William (Billy) MacMillan has achieved a level of sport success that few other Islanders have. He was a player on several provincial, regional and national championship hockey teams, and is the owner of the coveted Olympic scroll and Stanley Cup ring. After being recruited to play at St. Michael’s College and enjoying a highly successful junior A career, MacMillan returned to Charlottetown to pursue his academic studies, leading the Saint Dunstan’s Saints to the conference title and winning the scoring crown and the MVP award. After participating in four world hockey championships and winning bronze at the 1968 Olympic Winter Games, he was signed to the Toronto Maple Leafs, scoring 22 goals in his rookie season. He later was on the coaching staff of several NHL teams before returning home to coach the Panthers, guiding UPEI to its last conference title in 1990-91.

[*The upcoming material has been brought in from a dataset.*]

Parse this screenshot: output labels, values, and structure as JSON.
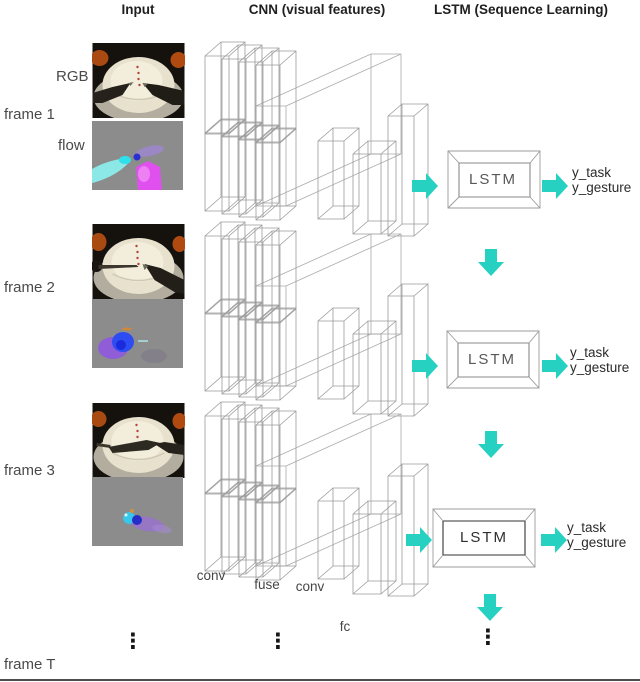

Vince Mulligan was a standout performer in hockey from his earliest years at Queen Square School and throughout his university years at Saint Dunstan’s, where he was both a stalwart and a dependable defenceman and forward. In his five years at SDU, Mulligan was an all-star four times and captain for three of those years. He led the team to a Maritime championship and a national silver medal in the 1964-65 season. Mulligan really made a name for himself as a coach and builder of new programs at UPEI where, in addition to coaching, he served as intramural director, director of recruiting, and intercollegiate co-ordinator. As head coach, he led the UPEI men’s hockey team to three AUAA conference titles, in 1985-86, 1987-88 and 1988-89. To this day, he continues to serve as coach to the Charlottetown Hockey Mommas, a women’s recreational team that has raised thousands of dollars for breast cancer research.